Google is Fickle and Unfaithful but I Keep Crawling Back

In this day and age of “ecosystem” commitments, when a consumer needs to declare their allegiance to a platform such as Apple’s, Microsoft’s or Google’s in order to get the promised impact and benefits of an integrated world of synchronized accounts, content and media across the screens that dominate their lives — their phones, tablets, PCs and televisions — it’s a bit like getting engaged and married in the hope their betrothed partner will be faithful and keep their promises.

Google is maddeningly unfaithful and indecisive. Let me count the ways.

  • Perpetual Beta: How long did Google News carry a “beta” tag, four years? At least it still lives. newsbeta
  • Quick to bail: Remember Google Wave? The overhyped something or other that no one could figure out what to do with except it felt kind of brilliant and got the SMDB’s* all worked up? Gone in less than a couple years. googlewave
  • iGoogle personalized home pages? Those throwbacks to the day when personalization was the killer app and you could create this awesome start page for your browser which could be customized with widgets …. terminal and going to die in November 2013. igoogle
  • Google Notes: I like the idea of a notepad I can scribble random crap on and then access through my browser on multiple machines. The Google note pad did this. And then it didn’t. Killed off for reasons unknown. googlenotebook
  • Google Health: park your medical records in the cloud and the next time you get whacked by a tuk-tuk in Bangalore the doctors can log in and pull up your last cholesterol test results and see what prescription drugs you’ve been taking. Gone.googlehealth
  • Google Reader: the RSS news feed aggregator that was simply awesome in its elegance, its ability to share (wait, they are killing that off too), and its sheer greatness for aggregating the hundreds of feeds I subscribe to into one great interface. Soon to die……well, at least I can wait for Google Glass or a Prius that drives itself.

David Pogue writes in this morning’s New York Times about Google’s latest addition to its wonderful world of seamlessly synchronized stuff across browsers, android tablets and phones: Google Keep.  Google fanboi that I am, I dutifully installed it on my phone, my Nexus 7. and will eventually find a way to get it on the desktop of my PC. It’s Google’s answer to Evernote — the note taking, reminder, to-do list thing I occasionally use and also have installed across my devices.  Why Pogue gave up an entire column on this little utility is beyond me, but he does brilliantly voice some suspicion over Google’s fickle ways (and inspired me to rant in agreement):

“In time, Keep could become a pinboard — a Pinterest.com — for your entire life.

“Unfortunately, the last thing to remember isn’t quite as cheery: Google has a habit not only of creating great things, but also of killing them off. The timing of the Keep announcement was chilling, coming only a few days after the announcement that, in July, Google will shut down its popular Google Reader site. It’s a smooth, attractive RSS feed reader — something like a customizable, constantly updated magazine of articles you might like.
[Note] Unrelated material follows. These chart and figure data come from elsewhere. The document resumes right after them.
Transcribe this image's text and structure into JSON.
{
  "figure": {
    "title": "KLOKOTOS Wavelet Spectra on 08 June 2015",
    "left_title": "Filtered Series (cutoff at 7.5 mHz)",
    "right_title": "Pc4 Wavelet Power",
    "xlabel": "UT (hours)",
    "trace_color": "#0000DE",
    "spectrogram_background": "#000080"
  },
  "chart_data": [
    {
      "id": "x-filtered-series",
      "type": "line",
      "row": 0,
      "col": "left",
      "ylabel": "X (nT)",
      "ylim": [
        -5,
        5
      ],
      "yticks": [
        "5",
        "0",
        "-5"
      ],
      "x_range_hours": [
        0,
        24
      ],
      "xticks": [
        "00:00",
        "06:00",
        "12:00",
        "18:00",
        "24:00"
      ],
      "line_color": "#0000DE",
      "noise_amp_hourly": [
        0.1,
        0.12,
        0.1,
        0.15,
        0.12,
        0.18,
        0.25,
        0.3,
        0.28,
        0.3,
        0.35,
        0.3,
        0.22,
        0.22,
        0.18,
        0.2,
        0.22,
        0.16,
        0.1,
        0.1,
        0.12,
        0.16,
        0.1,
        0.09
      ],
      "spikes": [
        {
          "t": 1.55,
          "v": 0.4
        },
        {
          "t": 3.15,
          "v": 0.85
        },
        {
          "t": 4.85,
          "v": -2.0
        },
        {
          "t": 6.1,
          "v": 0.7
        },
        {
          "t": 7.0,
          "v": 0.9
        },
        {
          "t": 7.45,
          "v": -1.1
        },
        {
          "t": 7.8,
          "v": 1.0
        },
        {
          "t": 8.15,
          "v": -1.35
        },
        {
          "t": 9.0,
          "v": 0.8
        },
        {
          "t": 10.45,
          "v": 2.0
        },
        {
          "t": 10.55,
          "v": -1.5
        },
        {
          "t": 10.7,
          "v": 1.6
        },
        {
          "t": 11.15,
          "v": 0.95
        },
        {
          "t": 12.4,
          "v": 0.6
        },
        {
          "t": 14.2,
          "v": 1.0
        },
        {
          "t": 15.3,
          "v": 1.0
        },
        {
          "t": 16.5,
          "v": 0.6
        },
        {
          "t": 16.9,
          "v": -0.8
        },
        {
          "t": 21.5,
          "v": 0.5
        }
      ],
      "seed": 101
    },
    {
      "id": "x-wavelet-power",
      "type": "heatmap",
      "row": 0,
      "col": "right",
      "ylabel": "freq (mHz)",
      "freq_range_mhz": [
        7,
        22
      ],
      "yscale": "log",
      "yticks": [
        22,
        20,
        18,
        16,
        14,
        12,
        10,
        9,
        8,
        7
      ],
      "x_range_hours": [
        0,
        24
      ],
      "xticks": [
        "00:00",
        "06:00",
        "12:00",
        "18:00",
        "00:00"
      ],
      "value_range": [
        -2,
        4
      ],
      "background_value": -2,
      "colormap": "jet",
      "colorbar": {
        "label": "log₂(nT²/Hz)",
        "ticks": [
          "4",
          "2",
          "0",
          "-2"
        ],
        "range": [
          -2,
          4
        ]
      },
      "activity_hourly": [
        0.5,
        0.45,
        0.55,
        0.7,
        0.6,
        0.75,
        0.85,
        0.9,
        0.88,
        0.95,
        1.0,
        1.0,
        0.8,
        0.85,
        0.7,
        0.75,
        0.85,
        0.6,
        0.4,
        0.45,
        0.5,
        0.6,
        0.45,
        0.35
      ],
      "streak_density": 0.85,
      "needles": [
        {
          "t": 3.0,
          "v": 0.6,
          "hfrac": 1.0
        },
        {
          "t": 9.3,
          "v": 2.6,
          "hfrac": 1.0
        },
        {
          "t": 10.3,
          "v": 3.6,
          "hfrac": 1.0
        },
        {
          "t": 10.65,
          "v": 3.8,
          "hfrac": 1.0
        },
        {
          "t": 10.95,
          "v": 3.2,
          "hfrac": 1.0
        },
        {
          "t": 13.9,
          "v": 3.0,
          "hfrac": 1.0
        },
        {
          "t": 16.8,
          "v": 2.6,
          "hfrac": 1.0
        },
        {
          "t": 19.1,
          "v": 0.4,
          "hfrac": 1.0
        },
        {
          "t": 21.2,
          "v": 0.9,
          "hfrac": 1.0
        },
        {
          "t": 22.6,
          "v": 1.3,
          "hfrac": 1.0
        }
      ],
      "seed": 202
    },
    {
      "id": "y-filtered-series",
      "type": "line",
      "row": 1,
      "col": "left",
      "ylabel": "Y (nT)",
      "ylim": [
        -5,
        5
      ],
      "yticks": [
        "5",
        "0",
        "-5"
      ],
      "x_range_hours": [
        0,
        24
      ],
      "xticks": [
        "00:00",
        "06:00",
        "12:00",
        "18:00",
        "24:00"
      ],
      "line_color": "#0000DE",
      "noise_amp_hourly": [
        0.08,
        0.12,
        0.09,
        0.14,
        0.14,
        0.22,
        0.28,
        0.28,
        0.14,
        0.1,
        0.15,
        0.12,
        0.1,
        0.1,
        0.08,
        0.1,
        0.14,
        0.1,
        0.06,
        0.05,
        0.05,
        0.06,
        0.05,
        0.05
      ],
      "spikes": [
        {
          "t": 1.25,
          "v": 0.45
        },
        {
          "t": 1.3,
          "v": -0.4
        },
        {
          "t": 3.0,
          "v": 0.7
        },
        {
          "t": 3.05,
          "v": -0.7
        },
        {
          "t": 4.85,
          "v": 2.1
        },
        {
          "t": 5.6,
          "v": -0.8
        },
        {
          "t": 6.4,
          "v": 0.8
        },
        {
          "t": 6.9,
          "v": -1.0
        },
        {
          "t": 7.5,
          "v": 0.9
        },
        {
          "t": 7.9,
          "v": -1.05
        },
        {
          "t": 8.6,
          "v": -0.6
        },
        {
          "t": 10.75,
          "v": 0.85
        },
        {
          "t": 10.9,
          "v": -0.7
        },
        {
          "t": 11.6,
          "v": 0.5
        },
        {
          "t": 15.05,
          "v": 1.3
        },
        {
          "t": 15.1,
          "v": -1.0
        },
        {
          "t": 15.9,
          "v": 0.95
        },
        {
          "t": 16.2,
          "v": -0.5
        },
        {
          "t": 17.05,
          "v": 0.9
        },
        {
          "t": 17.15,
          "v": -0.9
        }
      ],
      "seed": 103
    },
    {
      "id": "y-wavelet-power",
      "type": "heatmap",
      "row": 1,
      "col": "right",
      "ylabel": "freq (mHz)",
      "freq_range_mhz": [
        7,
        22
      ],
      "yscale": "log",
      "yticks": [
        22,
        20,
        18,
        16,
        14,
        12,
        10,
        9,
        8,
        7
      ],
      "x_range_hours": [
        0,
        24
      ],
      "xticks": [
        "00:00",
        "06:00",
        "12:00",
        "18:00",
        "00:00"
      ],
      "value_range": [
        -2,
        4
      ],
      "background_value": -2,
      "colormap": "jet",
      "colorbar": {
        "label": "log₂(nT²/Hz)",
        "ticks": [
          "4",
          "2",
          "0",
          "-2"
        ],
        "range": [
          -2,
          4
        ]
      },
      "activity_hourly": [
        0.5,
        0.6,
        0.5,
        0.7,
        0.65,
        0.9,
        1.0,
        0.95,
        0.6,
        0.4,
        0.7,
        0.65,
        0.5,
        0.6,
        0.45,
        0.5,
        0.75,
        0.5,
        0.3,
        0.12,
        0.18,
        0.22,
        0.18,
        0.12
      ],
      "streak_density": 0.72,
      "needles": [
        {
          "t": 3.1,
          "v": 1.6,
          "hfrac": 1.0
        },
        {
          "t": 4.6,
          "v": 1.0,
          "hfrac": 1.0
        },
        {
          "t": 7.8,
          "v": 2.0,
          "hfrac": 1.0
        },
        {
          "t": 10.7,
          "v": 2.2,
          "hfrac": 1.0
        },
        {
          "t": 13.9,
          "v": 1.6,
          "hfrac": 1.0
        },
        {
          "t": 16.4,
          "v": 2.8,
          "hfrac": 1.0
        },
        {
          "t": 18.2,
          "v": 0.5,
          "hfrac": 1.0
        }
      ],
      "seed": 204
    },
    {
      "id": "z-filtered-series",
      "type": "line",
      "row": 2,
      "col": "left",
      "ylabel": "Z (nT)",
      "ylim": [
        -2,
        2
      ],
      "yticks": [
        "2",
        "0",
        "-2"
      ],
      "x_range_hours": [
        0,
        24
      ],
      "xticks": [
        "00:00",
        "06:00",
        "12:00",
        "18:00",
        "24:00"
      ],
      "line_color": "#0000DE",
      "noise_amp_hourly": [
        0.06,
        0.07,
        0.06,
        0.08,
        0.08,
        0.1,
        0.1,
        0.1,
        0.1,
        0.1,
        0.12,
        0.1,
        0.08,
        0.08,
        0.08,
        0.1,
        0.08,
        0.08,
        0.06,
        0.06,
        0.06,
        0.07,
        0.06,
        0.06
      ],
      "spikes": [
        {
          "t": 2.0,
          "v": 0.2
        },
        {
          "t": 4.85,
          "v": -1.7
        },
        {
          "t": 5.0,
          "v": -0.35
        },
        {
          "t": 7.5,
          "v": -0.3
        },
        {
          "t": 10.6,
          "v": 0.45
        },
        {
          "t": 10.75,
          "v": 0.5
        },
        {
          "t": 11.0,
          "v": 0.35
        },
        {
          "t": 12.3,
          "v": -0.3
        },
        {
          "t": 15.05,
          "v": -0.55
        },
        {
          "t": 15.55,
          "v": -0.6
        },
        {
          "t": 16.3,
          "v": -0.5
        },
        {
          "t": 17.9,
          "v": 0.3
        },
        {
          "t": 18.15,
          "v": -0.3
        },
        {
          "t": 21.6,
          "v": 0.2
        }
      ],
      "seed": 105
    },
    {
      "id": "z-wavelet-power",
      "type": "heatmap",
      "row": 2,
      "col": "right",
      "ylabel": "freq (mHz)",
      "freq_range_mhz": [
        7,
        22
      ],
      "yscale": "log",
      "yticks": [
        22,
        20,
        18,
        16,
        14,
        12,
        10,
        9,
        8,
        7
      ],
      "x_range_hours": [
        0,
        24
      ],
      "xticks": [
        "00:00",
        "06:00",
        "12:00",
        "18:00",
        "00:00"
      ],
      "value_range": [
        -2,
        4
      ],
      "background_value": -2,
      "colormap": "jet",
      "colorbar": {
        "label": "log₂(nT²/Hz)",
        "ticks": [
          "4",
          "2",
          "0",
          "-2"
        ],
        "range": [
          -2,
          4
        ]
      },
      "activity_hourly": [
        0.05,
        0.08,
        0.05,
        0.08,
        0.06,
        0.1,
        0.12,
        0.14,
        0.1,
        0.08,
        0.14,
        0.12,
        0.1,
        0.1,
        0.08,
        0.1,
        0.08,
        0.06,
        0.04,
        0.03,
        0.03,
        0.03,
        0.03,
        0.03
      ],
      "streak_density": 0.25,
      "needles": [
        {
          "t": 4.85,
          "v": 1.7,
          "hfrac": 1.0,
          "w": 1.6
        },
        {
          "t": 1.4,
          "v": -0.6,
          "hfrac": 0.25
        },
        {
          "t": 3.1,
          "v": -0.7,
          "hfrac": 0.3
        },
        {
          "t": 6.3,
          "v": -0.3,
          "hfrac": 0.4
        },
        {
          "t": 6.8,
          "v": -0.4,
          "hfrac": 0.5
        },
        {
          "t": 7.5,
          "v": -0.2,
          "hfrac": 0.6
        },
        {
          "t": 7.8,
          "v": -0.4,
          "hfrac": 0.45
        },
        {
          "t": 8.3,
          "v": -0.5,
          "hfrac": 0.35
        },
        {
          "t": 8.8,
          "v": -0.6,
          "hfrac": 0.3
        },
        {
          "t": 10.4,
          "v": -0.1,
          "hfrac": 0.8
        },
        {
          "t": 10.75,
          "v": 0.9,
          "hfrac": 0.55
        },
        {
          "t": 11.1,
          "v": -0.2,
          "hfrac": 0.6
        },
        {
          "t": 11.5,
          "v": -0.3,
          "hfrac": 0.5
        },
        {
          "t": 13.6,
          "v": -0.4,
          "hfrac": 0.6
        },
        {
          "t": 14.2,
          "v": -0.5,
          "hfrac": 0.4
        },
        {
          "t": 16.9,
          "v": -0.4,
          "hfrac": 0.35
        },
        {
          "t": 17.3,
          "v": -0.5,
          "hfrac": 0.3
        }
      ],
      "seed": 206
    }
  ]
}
“Google has killed off notepad apps before, too. In 2009, it shut down Notebook, its first Evernote-type program. How will you feel if you entrust your life’s data to Keep — and then learn that Google chooses not to keep Keep?”

 

Applications, websites, grandparents and puppies all die eventually. I miss XyWrite, the first word processor I mastered back in the pre-Windows days of DOS but I’ve since moved on and don’t try to keep it alive like some Stephen King pet in the evil magical woodlot of eternal zombie life. Other people miss Twinkies. But when I start banking my personal crap, my photos, my music, my writing, my notes, my phone numbers and all the other digital ephemera that is me on someone’s cloud, and then they pull the plug on it …..well, pardon me while I call a private investigator to check their cheating, fickle heart.

And let’s not go down the path of knowing Google’s SkyNet is reading my email and sticking ads against it. I like to whistle past the graveyard of privacy.